Ed Talk is a biweekly opinion column. The views expressed are solely the author’s.
Esther Cooper started the Arlington branch of the National Association for the Advancement of Colored People (NAACP) in 1940 to fight for educational equality of Black students in Arlington Public Schools (APS).
Under her leadership, the NAACP sued the school board challenging the inequalities in the county’s Black high schools. In Carter v. School Board of Arlington Co. (1950), the Fourth Circuit Court of Appeals agreed, ruling that Arlington’s separate high schools constituted unlawful discrimination.
Today, 81 years after Ms. Cooper began her advocacy, 71 years after the Carter decision, and 67 years after Brown v. Board of Education, we still don’t have education parity for Black students, or fully integrated schools.
Over the decades, both the county and the school board have intentionally, through policies and boundaries, kept our neighborhoods and schools segregated. Consequently, Black students have been redlined out of education parity by neighborhood, by school, and by classroom.
Not surprisingly, the academic gap has not closed in decades. In fact, the literacy gap between Black and White students increased within the last decade. The fact is, we have Black students entering high school reading on a third grade level, or below. The inability to master all five pillars of reading (phonics, phonemic awareness, fluency, vocabulary, and comprehension) adversely impacts a student’s ability to access the curriculum in all other content areas, causing the gaps to widen as students “progress” through school.
Through a prolonged practice of social promotion and failing up, APS has a sordid history of graduating generations of Black students who are functionally illiterate. Many of these students grew up in Arlington, attended APS schools, and are now relegated to low-wage jobs — some in the very schools that failed them.
This is the school-to-poverty pipeline.
While there are many Black students who excel academically in APS, there are far too many others who do not. For the 13 years I have lived in Arlington, I haven’t heard any school board members or school board candidates acknowledge this problem, let alone commit to addressing it — not even the ones who purport to be “educators” or feign concern about “equity.” Instead, year-after-year, decade-after-decade, superintendent-after-superintendent, and school board-after-school board, APS continues to fail Black students with impunity.
This miseducation of Black students is the school-to-prison pipeline.

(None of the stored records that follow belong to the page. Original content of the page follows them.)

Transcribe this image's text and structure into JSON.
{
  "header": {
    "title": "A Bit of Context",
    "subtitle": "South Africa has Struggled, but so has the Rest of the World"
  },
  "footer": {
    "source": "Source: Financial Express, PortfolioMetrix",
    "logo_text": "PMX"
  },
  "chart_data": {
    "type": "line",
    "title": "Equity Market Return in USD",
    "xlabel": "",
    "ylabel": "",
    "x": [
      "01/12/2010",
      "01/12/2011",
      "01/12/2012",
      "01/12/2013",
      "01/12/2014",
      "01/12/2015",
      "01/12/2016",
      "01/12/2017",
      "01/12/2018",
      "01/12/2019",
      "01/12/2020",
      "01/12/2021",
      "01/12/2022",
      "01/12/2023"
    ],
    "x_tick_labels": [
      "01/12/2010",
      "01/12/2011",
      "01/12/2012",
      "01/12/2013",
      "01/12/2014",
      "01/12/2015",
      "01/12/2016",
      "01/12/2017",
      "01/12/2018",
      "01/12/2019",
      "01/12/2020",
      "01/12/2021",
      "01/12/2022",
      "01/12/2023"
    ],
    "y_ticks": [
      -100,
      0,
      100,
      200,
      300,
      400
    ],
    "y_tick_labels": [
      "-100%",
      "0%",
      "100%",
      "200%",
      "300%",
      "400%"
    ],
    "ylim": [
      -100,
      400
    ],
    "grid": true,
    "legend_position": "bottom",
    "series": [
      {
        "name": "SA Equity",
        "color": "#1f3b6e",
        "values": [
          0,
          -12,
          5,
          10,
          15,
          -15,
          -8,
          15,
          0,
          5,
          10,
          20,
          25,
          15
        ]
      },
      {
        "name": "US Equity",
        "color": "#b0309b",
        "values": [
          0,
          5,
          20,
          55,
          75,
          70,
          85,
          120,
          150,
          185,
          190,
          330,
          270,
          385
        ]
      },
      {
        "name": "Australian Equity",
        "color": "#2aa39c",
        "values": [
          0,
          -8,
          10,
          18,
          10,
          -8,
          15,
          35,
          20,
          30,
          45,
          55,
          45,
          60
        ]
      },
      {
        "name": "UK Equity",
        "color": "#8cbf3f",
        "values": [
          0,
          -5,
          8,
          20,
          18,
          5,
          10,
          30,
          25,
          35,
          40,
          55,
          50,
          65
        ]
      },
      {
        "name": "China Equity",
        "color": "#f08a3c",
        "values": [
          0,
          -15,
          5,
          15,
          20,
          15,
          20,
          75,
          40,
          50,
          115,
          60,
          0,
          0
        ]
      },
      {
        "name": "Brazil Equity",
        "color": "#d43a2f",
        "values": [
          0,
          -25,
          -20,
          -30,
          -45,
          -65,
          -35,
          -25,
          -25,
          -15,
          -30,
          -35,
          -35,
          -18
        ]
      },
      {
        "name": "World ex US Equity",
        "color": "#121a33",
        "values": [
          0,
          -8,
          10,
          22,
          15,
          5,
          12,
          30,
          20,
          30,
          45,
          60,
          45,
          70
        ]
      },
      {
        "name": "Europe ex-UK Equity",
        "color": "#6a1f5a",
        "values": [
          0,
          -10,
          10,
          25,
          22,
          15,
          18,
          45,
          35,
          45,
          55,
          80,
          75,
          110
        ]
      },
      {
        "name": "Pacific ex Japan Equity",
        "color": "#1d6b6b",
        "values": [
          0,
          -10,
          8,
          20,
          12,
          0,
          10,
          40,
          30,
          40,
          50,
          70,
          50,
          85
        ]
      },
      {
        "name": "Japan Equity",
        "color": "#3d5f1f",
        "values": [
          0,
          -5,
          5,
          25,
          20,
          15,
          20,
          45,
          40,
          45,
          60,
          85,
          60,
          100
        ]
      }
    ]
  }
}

APS is miseducating Black students by under diagnosing learning disabilities and misidentifying them with emotional and intellectual disabilities;
APS is miseducating Black students by failing to utilize the most current and recommended psychological testing for accurate evaluations;
APS is miseducating Black students by under-identifying them for gifted and twice-exceptional (“2e”) services;
APS is miseducating Black students by underfunding training and procurement for evidence-based literacy instruction and intervention;
APS is miseducating Black students by tracking them into low-level courses in pursuit of standard versus advanced diplomas;
APS is miseducating Black students by allowing disparities in opportunities to persist;
APS is miseducating Black students by levying harsher discipline and disproportionate referrals to law enforcement;
APS is miseducating Black students by failing to sufficiently recruit and hire teachers that look like them;
APS is miseducating Black students by perpetuating a culture of low expectations and unchecked bias;
APS is miseducating Black students by downplaying or ignoring acts of racial violence perpetuated against them; and
APS is miseducating Black students by failing to talk about and recon with all of this.
In the 81 years since Esther Cooper commenced her fight for equality for Black students, APS and the school board have dodged accountability and maintained the status quo. How much longer must we wait for them to course correct? How many more generations of Black families will be lost to poverty or prisons in the meantime? APS deserves no more grace. The time for change is now.
Image courtesy of Project DAPS, Arlington Public Library, Community Archives
Symone Walker is an Arlington Public Schools parent and federal attorney. She is an At Large Executive Committee Member of the Arlington NAACP and Co-Chair of the Education Committee. She serves on the Arlington Special Education Advisory Committee, Superintendent’s Advisory Committee for Equity and Excellence, School Resource Officer Working Group, Destination 2027 Task Force, and the Commonwealth Attorney’s Community Advisory Board. She is a former candidate for the Arlington school board.